In this study, the hydrolyzing process of cassava starch was optimized by using 32 factorial experiments. As a result, a high hydrolysis ratio of 97.5 ± 1.5% was achieved in 285 min at pH 6.5/3.5. This enhanced hydrolysis efficiency is of special importance to reduce labor and electric power requirements, which will directly benefit cost control. In order to further reduce costs, the saccharification process can be coupled with fermentation. This integrated strategy has been adopted in bioethanol production. Besides the cost of substrates, cost also comes from maintenance of cultivation conditions, which accounts for about 51.5% of total algal biomass production cost (Li et al. 2007). To address this challenge, efforts range from metabolic engineering to genetic engineering. These studies, to some extent, can help to obtain higher yield of oil and higher conversion efficiency of sugar to oil. In addition, post-processes such as harvesting, drying, oil extraction, and transesterification are also important, since hydrolysis of cassava starch together with these processes constitute an intact technical flow for alga-fermentation-based biodiesel production.

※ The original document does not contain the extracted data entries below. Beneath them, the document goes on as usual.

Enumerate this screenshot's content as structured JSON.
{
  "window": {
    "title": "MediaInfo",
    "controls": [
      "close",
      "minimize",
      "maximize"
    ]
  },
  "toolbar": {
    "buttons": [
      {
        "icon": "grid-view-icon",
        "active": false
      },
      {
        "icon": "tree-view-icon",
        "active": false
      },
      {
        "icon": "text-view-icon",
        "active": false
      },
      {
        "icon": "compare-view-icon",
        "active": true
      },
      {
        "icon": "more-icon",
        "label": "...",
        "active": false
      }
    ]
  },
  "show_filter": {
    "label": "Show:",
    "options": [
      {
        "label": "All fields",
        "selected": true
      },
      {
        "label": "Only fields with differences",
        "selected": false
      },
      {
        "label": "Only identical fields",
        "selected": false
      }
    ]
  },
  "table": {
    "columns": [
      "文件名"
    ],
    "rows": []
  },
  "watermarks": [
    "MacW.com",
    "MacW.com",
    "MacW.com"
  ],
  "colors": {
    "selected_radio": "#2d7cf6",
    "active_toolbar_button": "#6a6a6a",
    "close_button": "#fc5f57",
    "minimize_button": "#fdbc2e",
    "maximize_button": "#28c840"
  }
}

At present, cassava-derived ethanol production has been reported. Our study further suggests cassava is also suitable for integrated production of microalgal biodiesel. Based on this research, further work on fermentation optimization and pilot-scale production will be performed to overcome the commercial barrier of biodiesel industrialization. Overall, utilization of cassava as a feedstock for biodiesel will provide a novel opportunity to boost industrial cassava agro-processing and promote commercial development of algal biodiesel.